De Raad heeft de aangevallen uitspraak bevestigd en geoordeeld dat de correctienota's in stand kunnen blijven. Tevens is vastgesteld dat appellante de verplichtingen uit de Coördinatiewet Sociale Verzekering heeft geschonden, wat heeft geleid tot de registratie van een verzuim en het opleggen van boetes. De Raad heeft geen termen aanwezig geacht voor een proceskostenveroordeling.

Uitspraak

05/3515 ALGEM
Centrale Raad van Beroep
Meervoudige kamer
U I T S P R A A K
op het hoger beroep van:
[[vestigingsplaats]ante], gevestigd te [vestigingsplaats] (hierna: appellante),
tegen de uitspraak van de rechtbank Zutphen van 4 april 2005, 03/1677 (hierna: aangevallen uitspraak),
in het geding tussen:
appellante
en
de Raad van bestuur van het Uitvoeringsinstituut werknemersverzekeringen (hierna: Uwv)
Datum uitspraak: 26 juli 2006
I. PROCESVERLOOP
Namens appellante heeft mr. P.T. Pel, advocaat te Hattem, hoger beroep ingesteld.
Bij brief van 5 juli 2005 heeft mr. F.A.K.J. de Roock, verbonden aan D.A.S. Nederlandse Rechtsbijstand Verzekeringsmaatschappij te Amsterdam, zich als opvolgend gemachtigde gesteld.
Het Uwv heeft een verweerschrift ingediend.
Het onderzoek ter zitting heeft plaatsgevonden op 24 mei 2006. Voor appellante is verschenen E.C. Kloosterboer, directeur van appellante, bijgestaan door mr. De Roock.
II. OVERWEGINGEN
De Raad stelt voorop dat het in dit geding aan de orde zijnde geschil wordt beoordeeld aan de hand van de Coördinatiewet Sociale Verzekering (CSV) en de daarop rustende bepalingen, zoals die luidden ten tijde als hier van belang.

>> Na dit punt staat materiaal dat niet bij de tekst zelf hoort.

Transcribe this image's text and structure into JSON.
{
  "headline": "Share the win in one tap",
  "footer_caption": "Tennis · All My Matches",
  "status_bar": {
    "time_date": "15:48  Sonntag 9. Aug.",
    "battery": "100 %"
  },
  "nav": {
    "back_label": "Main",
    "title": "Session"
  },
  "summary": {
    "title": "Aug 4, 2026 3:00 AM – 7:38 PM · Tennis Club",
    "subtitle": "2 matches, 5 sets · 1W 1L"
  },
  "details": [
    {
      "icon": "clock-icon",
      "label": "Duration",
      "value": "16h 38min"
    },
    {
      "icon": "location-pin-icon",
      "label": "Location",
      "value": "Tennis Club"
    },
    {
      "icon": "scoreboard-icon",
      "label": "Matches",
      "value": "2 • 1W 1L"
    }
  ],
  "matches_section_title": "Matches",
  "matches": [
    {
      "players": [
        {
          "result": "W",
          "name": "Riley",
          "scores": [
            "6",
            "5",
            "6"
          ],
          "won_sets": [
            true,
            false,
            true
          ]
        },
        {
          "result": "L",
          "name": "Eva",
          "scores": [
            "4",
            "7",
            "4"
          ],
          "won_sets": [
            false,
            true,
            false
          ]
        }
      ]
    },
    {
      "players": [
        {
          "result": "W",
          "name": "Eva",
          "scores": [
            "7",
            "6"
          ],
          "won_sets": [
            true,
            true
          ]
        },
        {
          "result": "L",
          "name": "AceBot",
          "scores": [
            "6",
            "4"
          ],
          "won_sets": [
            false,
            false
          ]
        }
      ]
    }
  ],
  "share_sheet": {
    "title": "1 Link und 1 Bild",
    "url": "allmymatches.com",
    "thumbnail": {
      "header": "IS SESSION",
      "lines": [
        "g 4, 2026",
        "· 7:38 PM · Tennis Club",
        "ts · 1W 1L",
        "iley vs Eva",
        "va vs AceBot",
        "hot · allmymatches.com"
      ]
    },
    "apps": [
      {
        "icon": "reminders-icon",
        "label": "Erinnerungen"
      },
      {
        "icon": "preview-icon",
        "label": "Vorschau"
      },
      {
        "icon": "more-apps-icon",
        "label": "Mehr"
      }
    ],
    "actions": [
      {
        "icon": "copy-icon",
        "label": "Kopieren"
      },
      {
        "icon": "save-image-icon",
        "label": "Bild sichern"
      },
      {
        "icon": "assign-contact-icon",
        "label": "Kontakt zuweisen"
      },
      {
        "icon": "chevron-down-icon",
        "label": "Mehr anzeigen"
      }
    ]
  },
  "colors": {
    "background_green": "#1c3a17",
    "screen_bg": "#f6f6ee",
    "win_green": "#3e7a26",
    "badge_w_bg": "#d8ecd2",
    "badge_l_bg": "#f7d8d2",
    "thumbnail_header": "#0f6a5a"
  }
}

Appellante exploiteert een veem- en vriesbedrijf. Bij een op 15 mei 2002 bij appellante uitgevoerde looncontrole over de jaren 1997 tot en met 2001, waarvan de bevindingen zijn neergelegd in een rapport van 3 december 2002, zijn in de loonadministratie over genoemde jaren bedragen aangetroffen onder de post ‘losse hulpen’. Deze hulpen, waarvan appellante ook desgevraagd geen personalia heeft opgegeven, zijn in de loonadministratie verantwoord als anonieme werknemers en over hun loon is tegen anoniementarief loonbelasting afgedragen. De betalingen zijn echter niet als premieloon verantwoord. Vanaf week 18 van het jaar 2000 heeft appellante 25% van het bedrag van de post ‘losse hulpen’ als fooien voor de chauffeurs aangemerkt en niet meer in de loonadministratie verantwoord. Appellante kon niet meedelen aan welke personen deze betalingen zijn verricht.

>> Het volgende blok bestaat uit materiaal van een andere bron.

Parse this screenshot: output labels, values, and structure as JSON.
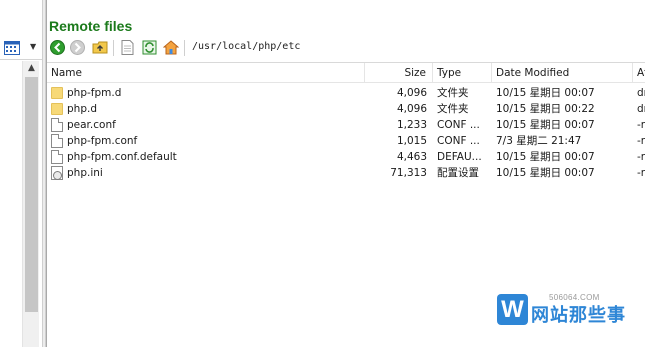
{
  "remote_panel": {
    "title": "Remote files",
    "path": "/usr/local/php/etc"
  },
  "columns": {
    "name": "Name",
    "size": "Size",
    "type": "Type",
    "date": "Date Modified",
    "attr": "At"
  },
  "files": [
    {
      "name": "php-fpm.d",
      "size": "4,096",
      "type": "文件夹",
      "date": "10/15 星期日 00:07",
      "attr": "dr",
      "icon": "folder-icon"
    },
    {
      "name": "php.d",
      "size": "4,096",
      "type": "文件夹",
      "date": "10/15 星期日 00:22",
      "attr": "dr",
      "icon": "folder-icon"
    },
    {
      "name": "pear.conf",
      "size": "1,233",
      "type": "CONF ...",
      "date": "10/15 星期日 00:07",
      "attr": "-r",
      "icon": "file-icon"
    },
    {
      "name": "php-fpm.conf",
      "size": "1,015",
      "type": "CONF ...",
      "date": "7/3 星期二 21:47",
      "attr": "-r",
      "icon": "file-icon"
    },
    {
      "name": "php-fpm.conf.default",
      "size": "4,463",
      "type": "DEFAU...",
      "date": "10/15 星期日 00:07",
      "attr": "-r",
      "icon": "file-icon"
    },
    {
      "name": "php.ini",
      "size": "71,313",
      "type": "配置设置",
      "date": "10/15 星期日 00:07",
      "attr": "-r",
      "icon": "settings-file-icon"
    }
  ],
  "watermark": {
    "url": "506064.COM",
    "logo_letter": "W",
    "text": "网站那些事"
  },
  "colors": {
    "title_green": "#1b7a1b",
    "folder_yellow": "#f7d978",
    "watermark_blue": "#2e86d6"
  }
}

Het Uwv heeft alle betalingen die geboekt zijn onder de post ‘losse hulpen’ en ‘fooien aan chauffeurs’ aangemerkt als premieloon en in verband hiermee op 18 december 2001 aan appellante correctienota’s opgelegd over de jaren 1997 tot en met 2001. Voorts heeft het Uwv op 23 januari 2003 over de jaren 1998 en 1999 een verzuim geregistreerd en op 28 januari 2003 boetenota’s opgelegd over de jaren 1998 tot en met 2001. Bij besluit van 31 oktober 2003 zijn de bezwaren van appellante tegen de hiervoor genoemde besluiten ongegrond verklaard.
De rechtbank heeft het namens appellante ingestelde beroep ongegrond verklaard. Zij heeft het Uwv gevolgd in zijn standpunt dat sprake was van betalingen voor verzekeringsplichtige arbeid en dat het niet volledig voldoen aan de loonopgaveverplichting is te wijten aan opzet of grove schuld.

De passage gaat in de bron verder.